The Ibiza struggles a little alongside its Volkswagen siblings – there’s no standout Seat personality on display here, or any snazzy feature that would compel you to look at the Ibiza above anything else. Which is a shame, because this is supposed to be Volkswagen’s punky young brand.

And is it any good to drive?

The Ibiza is a reasonable drive: the light steering is sharp enough, if lacking in outright feel, and the ride is quite firm but effective at damping out the majority of lumps and bumps on the road. There’s no Cupra version of this car on the way, so you’ll have to enjoy what’s on offer. 
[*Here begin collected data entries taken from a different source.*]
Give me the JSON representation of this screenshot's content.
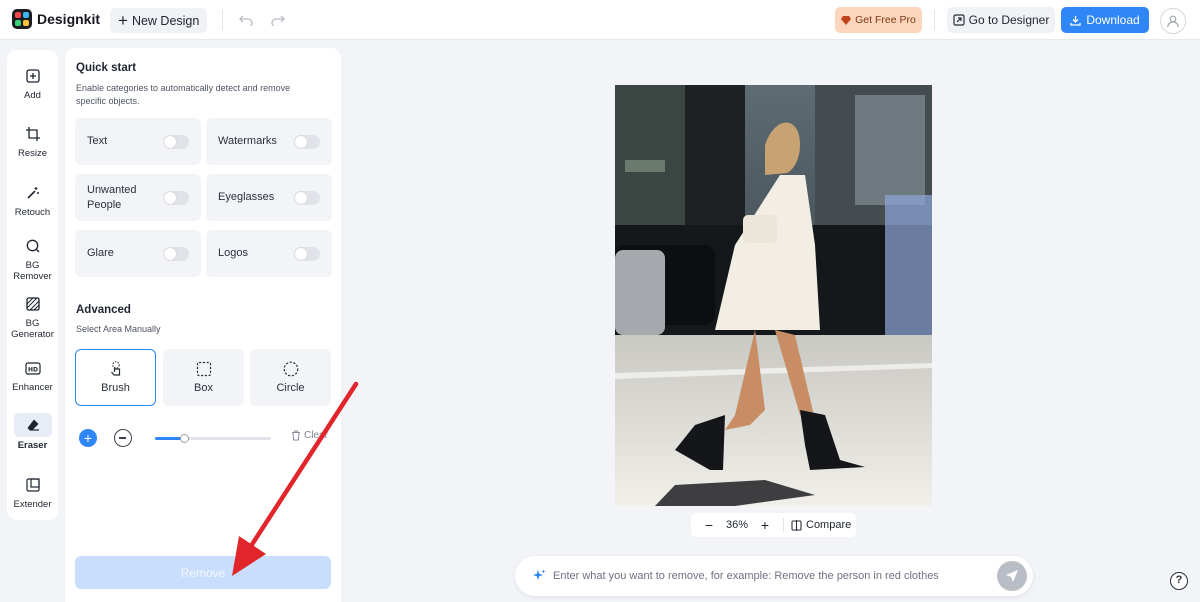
{
  "app": {
    "name": "Designkit"
  },
  "topbar": {
    "new_design_label": "New Design",
    "get_pro_label": "Get Free Pro",
    "go_to_designer_label": "Go to Designer",
    "download_label": "Download"
  },
  "rail": {
    "items": [
      {
        "label": "Add",
        "icon": "add-square-icon"
      },
      {
        "label": "Resize",
        "icon": "crop-icon"
      },
      {
        "label": "Retouch",
        "icon": "magic-wand-icon"
      },
      {
        "label": "BG Remover",
        "icon": "bg-remover-icon"
      },
      {
        "label": "BG Generator",
        "icon": "bg-generator-icon"
      },
      {
        "label": "Enhancer",
        "icon": "hd-icon"
      },
      {
        "label": "Eraser",
        "icon": "eraser-icon",
        "active": true
      },
      {
        "label": "Extender",
        "icon": "extender-icon"
      }
    ]
  },
  "panel": {
    "quick_start_title": "Quick start",
    "quick_start_desc": "Enable categories to automatically detect and remove specific objects.",
    "categories": [
      {
        "label": "Text",
        "enabled": false
      },
      {
        "label": "Watermarks",
        "enabled": false
      },
      {
        "label": "Unwanted People",
        "enabled": false
      },
      {
        "label": "Eyeglasses",
        "enabled": false
      },
      {
        "label": "Glare",
        "enabled": false
      },
      {
        "label": "Logos",
        "enabled": false
      }
    ],
    "advanced_title": "Advanced",
    "advanced_desc": "Select Area Manually",
    "modes": [
      {
        "label": "Brush",
        "icon": "hand-brush-icon",
        "active": true
      },
      {
        "label": "Box",
        "icon": "dashed-square-icon"
      },
      {
        "label": "Circle",
        "icon": "dashed-circle-icon"
      }
    ],
    "brush_size_fraction": 0.25,
    "clear_label": "Clear",
    "remove_label": "Remove"
  },
  "canvas": {
    "zoom_label": "36%",
    "compare_label": "Compare"
  },
  "prompt": {
    "placeholder": "Enter what you want to remove, for example: Remove the person in red clothes"
  },
  "colors": {
    "accent": "#2f86f6",
    "pro": "#fcd5bd",
    "annotation_arrow": "#e0262b"
  }
}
There’s just the one 1.0-litre 3cyl petrol engine available with the Ibiza – not a sniff of electrification here – and it's available as a naturally aspirated unit with 89bhp, or a turbocharged version that produces 94bhp or 108bhp.

They’re all a bit slovenly, taking between 10 and 15 seconds to get to 62mph from rest. Surprising given that Seat built its reputation as a sporting brand.

What's the verdict?

Thee Ibiza is a very capable car... the only snag is that so are its sibling rivals

Thee Ibiza is a very capable car: it offers plenty of space and decent amounts of equipment at tempting prices. The only snag is that so do the other cars that share its Volkswagen Group platform. Alongside its sibling rivals it struggles to stand out a bit, save for whatever it is that people think Seat stands for these days. 

There’s only the one engine available, but at least it’s a good one, and in middle tune with 94bhp it’s a refined economical all-rounder. The urban ride, and motorway cruising, are almost up to the standards of the next class up, although things can be a little firm with the sportier FR set-up.